OK, I agree that for 1 & 2, both are usually unnecessary. But, and that was why I bothered to reply, there are always exceptional situations, and for #1, I think one should know that going N->D once in a while will not destroy the tranny; and for #2, it's important to know that brakes can fade.
If you drive enough miles and hours, all sorts of exceptional cases will happen. What if you have a kid in the passenger seat who accidentally knocks the shifter into N on a highway? What if you thought, for a split second, that the gas pedal is stuck so you shift into N, and then found out it's a plastic bottle that subsequently rolled out of the way? Do you have to cruise to a complete stop off the road? No, you can go back to D and keep driving. That's my point.

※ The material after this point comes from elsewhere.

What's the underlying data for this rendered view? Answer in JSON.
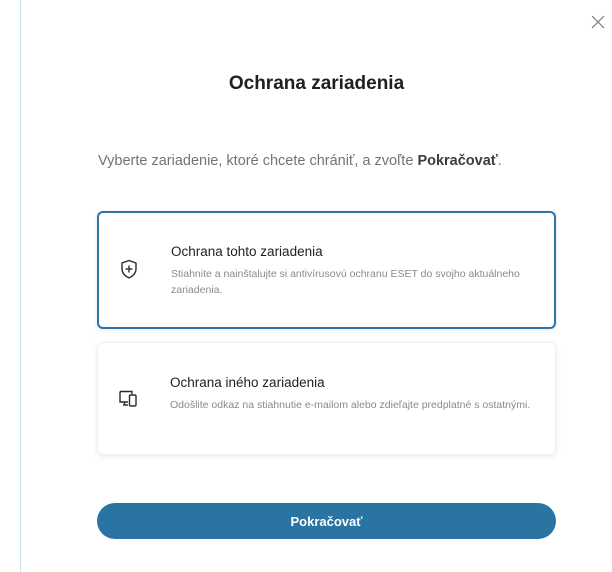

Have you never driven up a curvy and steep mountain road to high altitudes? On the way down, you need to constantly apply brakes to keep the car under 30mph, and there's a hairpin turn every 15 seconds that require you to slow down to 15mph? That the whole way down the mountain takes over half an hour? I have. And let me warn you, if you use your brakes all the time on the way down, within 15-20 minutes they'll heat up so much you won't get any braking left. That's why you keep the car in 2nd gear, so that you need to apply gas on a straight, and only brake at a hairpin. Again, not an everyday situation, but the point is if you just tell someone on this board "it's never going to happen" and he takes a vacation up say Pikes Peak, you'd be endangering his life.